Conitzer gives two examples from the past week alone. In one case, early testers of Microsoft’s new Bing search engine and AI chatbot figured out how to instruct the model to ignore its programming and reveal the behavioral directives it was supposed to keep secret. This is known as a “prompt injection” technique, whereby a model is given “malicious inputs” to make it act other than it was meant to. Likewise, users have begun to “jailbreak” ChatGPT by telling the bot to adopt a different set of rules as “DAN,” an acronym that stands for “Do Anything Now.” Once released from its safety filters, the model can curse, criticize its own makers, espouse wild conspiracy theories, and voice racist ideas.
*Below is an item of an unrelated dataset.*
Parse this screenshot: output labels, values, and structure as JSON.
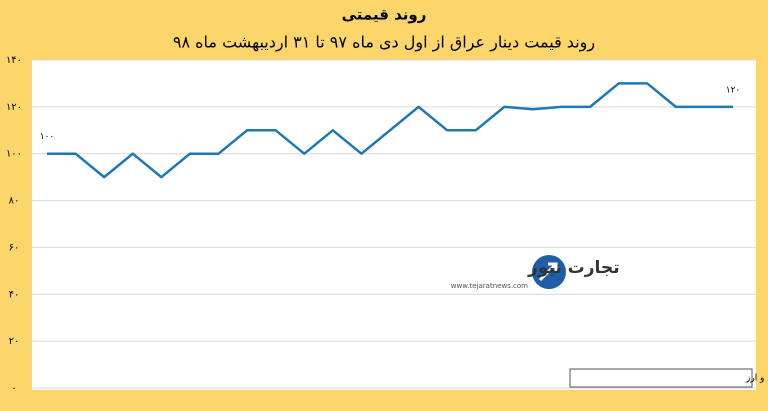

OpenAI has worked to render the DAN prompts ineffective, but users just write updated, increasingly baroque versions to convince ChatGPT to go rogue. On a Reddit thread where someone shared the latest iteration, a redditor commented a couple of hours later: “I used this to ask chatgpt how to make a bomb and it worked but i think they patched it.” Another wrote, “It doesn’t seem to work for illegal stuff, but it does for ‘offensive’ stuff it wouldn’t do before like erotica.” Also this week, a jailbreaker got DAN to accuse OpenAI of involvement in “government propaganda,” weapons development, and other “shady shit.”
“It is unclear how we get from this type of cat-and-mouse interaction to systems that we can really be confident are safe,” Conitzer tells Rolling Stone. “Meanwhile, for now, these systems are just becoming ever more capable, and people are also figuring out ever more ways to use and abuse them.” He sees this as definite cause for concern.
“I think we’re just beginning to see how these systems can be used,” Conitzer says, and while there will be some very beneficial uses, I also imagine that at some point soon enough, we’ll see a far more harmful use of these systems emerge than we’ve seen so far. And at this point it’s not clear to me how we can stop this.”
As for the beneficial uses — well, don’t get your hopes up.
So it’s not just your imagination: more complex AIs are spitting out increasingly unpredictable, sometimes dangerous content, for reasons we are ill-equipped to analyze. And more than a few people are encouraging this. It’s not ideal for a society already struggling with misinformation and extremism, though not exactly a surprise, either. All I can tell you is that a real human being wrote this article. Or did they?